III.             La décision de la SPR

[17]           Le 24 avril 2015, la SPR rend sa décision. Alors que les parties reçoivent une version intégrale, une copie caviardée est versée au dossier de la SPR, compte tenu du caractère confidentiel de certaines informations.

[18]           Ainsi, dans sa décision, la SPR examine d’abord le contexte particulier lié à la procédure suivie pour protéger le Rapport, conclut qu’il n’y a pas de crainte raisonnable de partialité dans le processus ex parte, refuse la demande du Ministre de rendre une ordonnance de confidentialité permanente et maintient plutôt l’Ordonnance.

[19]           Pour évaluer s’il y a crainte de partialité, la SPR s’appuie sur le test énoncé dans l’arrêt Committee for Justice and Liberty c l’Office national de l’énergie, 1978 1 RCS 369, et examine donc « À quelle conclusion en arriverait une personne bien renseignée qui étudierait la question en profondeur, de façon réaliste et pratique? Croirait-elle que, selon toute vraisemblance, (le décideur), consciemment ou non, ne rendra pas une décision juste? ». Elle conclut qu’il n’y a pas de crainte raisonnable de partialité vu les modalités mises en place par la SPR et considérant notamment que le demandeur a eu l’occasion de répondre.

[20]           La SPR examine ensuite les allégations du demandeur en lien avec sa demande d’asile. Elle considère qu’il a le fardeau d’établir sa véritable identité et note qu’au moment de sa demande d’asile, il n’avait aucun autre document que le passeport frauduleux. Elle souligne que le demandeur a subséquemment obtenu d’autres documents, portant le nom de Diallo, soit un passeport de la Guinée émis en 2007, un permis de conduire, une carte d’identité nationale, une carte du parti UFDG, deux diplômes, une carte d’étudiant et une carte d’électeur.

[21]           La SPR analyse les cinq (5) premiers documents de la liste précitée, note les anomalies liées d’une part aux documents eux-mêmes et d’autre part à la façon dont le demandeur allègue les avoir obtenus de la Guinée, et souligne les incohérences dans le témoignage du demandeur. Essentiellement, la SPR considère le témoignage du demandeur laborieux et parsemé d’hésitations et ses réponses trop vagues pour constituer des explications qui règlent clairement les anomalies soulevées. Elle conclut que le demandeur semble s’en tenir à un scénario proposé par « l’intermédiaire » et qu’il n’est pas crédible.

[22]           La SPR conclut que le demandeur n’a pas rencontré le fardeau qui lui est imposé d’établir son identité et conclut que sa demande d’asile est manifestement infondée en vertu de l’article 107.1 de la Loi sur l'immigration et la protection des réfugiés, LC 2001, c 27 [LIPR].
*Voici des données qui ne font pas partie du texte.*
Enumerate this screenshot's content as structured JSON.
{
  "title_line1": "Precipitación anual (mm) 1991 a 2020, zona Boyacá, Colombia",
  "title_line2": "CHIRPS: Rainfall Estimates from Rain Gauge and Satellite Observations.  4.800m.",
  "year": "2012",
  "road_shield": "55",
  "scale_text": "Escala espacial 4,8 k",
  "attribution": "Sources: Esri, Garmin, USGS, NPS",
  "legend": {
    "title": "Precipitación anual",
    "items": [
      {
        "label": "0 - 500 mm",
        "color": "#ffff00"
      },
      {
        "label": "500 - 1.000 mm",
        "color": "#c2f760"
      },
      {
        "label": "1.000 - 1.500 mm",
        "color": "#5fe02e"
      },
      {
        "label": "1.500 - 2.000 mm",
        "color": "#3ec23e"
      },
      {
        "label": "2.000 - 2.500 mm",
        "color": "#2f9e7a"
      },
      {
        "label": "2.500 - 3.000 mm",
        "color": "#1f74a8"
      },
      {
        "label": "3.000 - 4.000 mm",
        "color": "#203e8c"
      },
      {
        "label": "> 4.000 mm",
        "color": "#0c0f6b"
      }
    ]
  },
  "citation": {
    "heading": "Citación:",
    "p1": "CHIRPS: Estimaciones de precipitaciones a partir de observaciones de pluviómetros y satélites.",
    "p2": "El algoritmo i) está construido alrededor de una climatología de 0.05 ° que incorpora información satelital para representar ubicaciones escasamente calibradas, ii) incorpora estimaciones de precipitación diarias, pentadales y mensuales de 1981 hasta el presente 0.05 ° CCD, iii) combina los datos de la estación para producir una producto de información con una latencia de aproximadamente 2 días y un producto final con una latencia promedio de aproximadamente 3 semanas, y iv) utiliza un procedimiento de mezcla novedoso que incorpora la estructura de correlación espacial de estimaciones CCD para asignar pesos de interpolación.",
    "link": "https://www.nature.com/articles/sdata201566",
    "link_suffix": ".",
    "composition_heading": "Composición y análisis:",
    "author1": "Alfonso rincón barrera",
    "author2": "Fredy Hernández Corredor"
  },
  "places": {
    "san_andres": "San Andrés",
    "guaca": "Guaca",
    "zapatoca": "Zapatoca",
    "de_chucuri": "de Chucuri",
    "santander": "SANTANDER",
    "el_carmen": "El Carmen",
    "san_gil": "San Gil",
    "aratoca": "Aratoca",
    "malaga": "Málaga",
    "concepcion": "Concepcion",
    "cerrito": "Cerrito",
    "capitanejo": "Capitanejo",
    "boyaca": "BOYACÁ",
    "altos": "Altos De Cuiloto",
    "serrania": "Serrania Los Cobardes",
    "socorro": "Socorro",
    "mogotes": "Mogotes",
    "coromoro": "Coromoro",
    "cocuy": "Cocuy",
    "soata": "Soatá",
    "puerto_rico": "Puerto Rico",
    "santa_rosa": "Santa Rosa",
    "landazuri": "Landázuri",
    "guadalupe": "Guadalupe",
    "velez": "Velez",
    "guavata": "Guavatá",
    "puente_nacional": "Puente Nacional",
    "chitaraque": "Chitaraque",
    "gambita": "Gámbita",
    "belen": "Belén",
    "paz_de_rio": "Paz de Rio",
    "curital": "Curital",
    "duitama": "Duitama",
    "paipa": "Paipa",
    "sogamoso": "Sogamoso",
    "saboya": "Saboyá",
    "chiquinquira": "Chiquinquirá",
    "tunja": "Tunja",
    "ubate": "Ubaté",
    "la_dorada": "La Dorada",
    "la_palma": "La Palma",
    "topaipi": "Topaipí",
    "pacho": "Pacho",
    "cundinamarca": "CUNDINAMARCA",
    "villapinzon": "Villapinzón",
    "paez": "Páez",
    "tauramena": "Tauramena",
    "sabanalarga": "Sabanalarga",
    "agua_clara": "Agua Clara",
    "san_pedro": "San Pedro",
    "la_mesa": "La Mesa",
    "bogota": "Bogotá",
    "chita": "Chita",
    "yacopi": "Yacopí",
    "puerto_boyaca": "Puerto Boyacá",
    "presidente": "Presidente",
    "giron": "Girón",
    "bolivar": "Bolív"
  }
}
IV.             La mise sous scellé par la Cour

[23]           Le 5 juin 2015, le demandeur dépose une demande d’autorisation et de contrôle judiciaire de la décision de la SPR sur la demande d’asile. De plus, et afin de se conformer à l’Ordonnance, le demandeur dépose le 26 juin 2015 un dossier de requête demandant à la Cour d’ordonner la non-publication et la confidentialité des documents déjà soumis à l’Ordonnance de confidentialité dans le dossier du demandeur, d’entendre le dossier à huis clos et d’ordonner la non-publication des informations confidentielles dans les décisions de la Cour dans ce dossier. La Cour ordonne la mise sous scellé de tous les dossiers liés au Rapport afin d’en protéger la confidentialité.

[24]           La Cour autorise la demande de révision judiciaire du demandeur, et la SPR transmet donc le dossier certifié du tribunal [DCT] aux parties et à la Cour.
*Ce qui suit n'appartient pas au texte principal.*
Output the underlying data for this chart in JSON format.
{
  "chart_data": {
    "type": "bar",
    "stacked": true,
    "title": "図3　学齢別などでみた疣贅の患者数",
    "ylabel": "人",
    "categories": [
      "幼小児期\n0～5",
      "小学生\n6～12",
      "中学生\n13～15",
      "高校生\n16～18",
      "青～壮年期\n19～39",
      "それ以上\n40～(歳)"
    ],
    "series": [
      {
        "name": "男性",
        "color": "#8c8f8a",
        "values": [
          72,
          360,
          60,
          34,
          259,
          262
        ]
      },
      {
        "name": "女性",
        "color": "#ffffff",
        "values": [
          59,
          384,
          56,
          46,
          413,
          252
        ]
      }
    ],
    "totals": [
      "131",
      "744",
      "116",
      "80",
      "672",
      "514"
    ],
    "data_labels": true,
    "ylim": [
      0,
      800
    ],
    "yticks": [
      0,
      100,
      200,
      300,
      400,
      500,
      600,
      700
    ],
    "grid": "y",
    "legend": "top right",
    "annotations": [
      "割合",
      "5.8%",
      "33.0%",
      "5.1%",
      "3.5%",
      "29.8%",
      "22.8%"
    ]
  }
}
[25]           Cependant, le DCT transmis au demandeur est considérablement amputé et ce dernier ne reçoit donc pas tous les documents qu’il devrait recevoir. Les parties confirment cependant avoir échangé entre elles en amont de l’audience devant cette Cour afin de pallier cet état de fait. Le demandeur ne s’est pas opposé, n’a pas demandé d’ajournement en lien avec cette situation et tant à l’audience que lors de la téléconférence subséquente, il s’est déclaré satisfait d’avoir en mains les documents nécessaires.
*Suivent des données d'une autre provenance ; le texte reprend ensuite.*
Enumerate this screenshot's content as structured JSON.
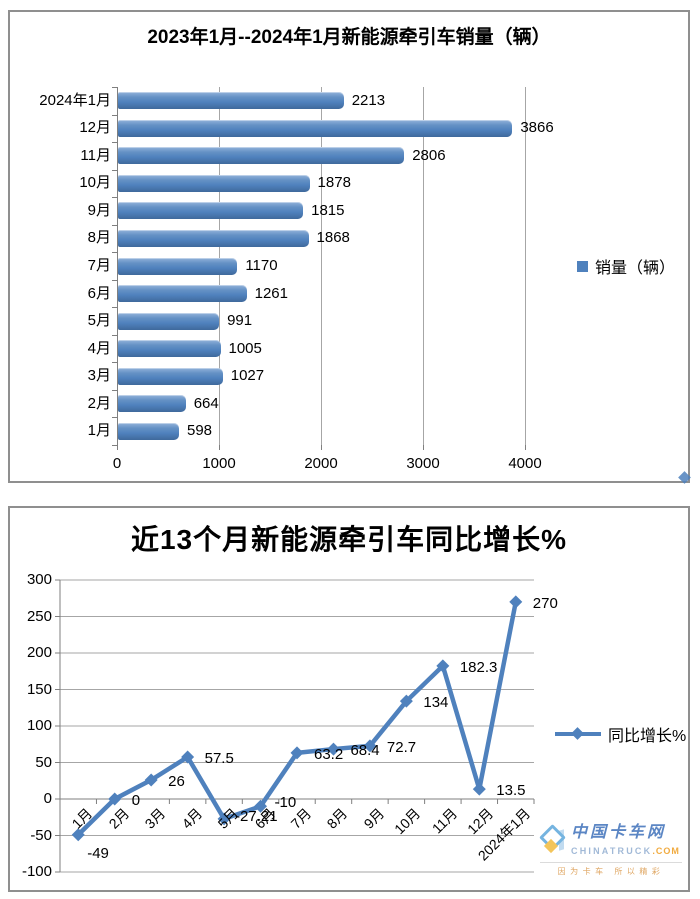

[26]            Par ailleurs, toujours à l’audience devant notre Cour, l’avocate du demandeur déclare apprendre alors que la SPR et la Cour avaient bénéficié d’une version non caviardée de l’Affidavit déposé au soutien de la demande de confidentialité devant la SPR alors que le demandeur n’a obtenu qu’une version caviardée.

V.                Questions en litige

[27]           Les parties soulèvent les questions suivantes:

A.                L’évaluation de la crédibilité du demandeur par la SPR est-elle raisonnable?

B.                 La SPR a-t-elle manqué aux principes de justice naturelle dans le traitement du dossier du demandeur en tenant une audience ex parte avant de prononcer l’Ordonnance et en ne transmettant pas au demandeur la version non caviardée de l’Affidavit?

C.                 Des documents ou informations doivent-ils être protégés et si oui, lesquels?

VI.             Position du demandeur

[28]           Le demandeur soutient que (1) la SPR a rendu une décision déraisonnable dans son évaluation de sa crédibilité, (2) les principes de justice naturelle n’ont pas été respectés dans le traitement de son dossier puisque (a) le processus ex parte suivi par la SPR et ayant mené à l’Ordonnance a teinté l’évaluation de la crédibilité du demandeur par la SPR et (b) la preuve soumise par le Ministre différait de la preuve soumise au demandeur devant la SPR et devant cette Cour puisque le demandeur a appris devant la Cour qu’une version non caviardée de l’Affidavit a été divulguée à la SPR et à la Cour alors que lui n’en a jamais reçu et (3) l’Ordonnance devrait être limitée aux seules informations pouvant permettre d’identifier d’autres demandeurs.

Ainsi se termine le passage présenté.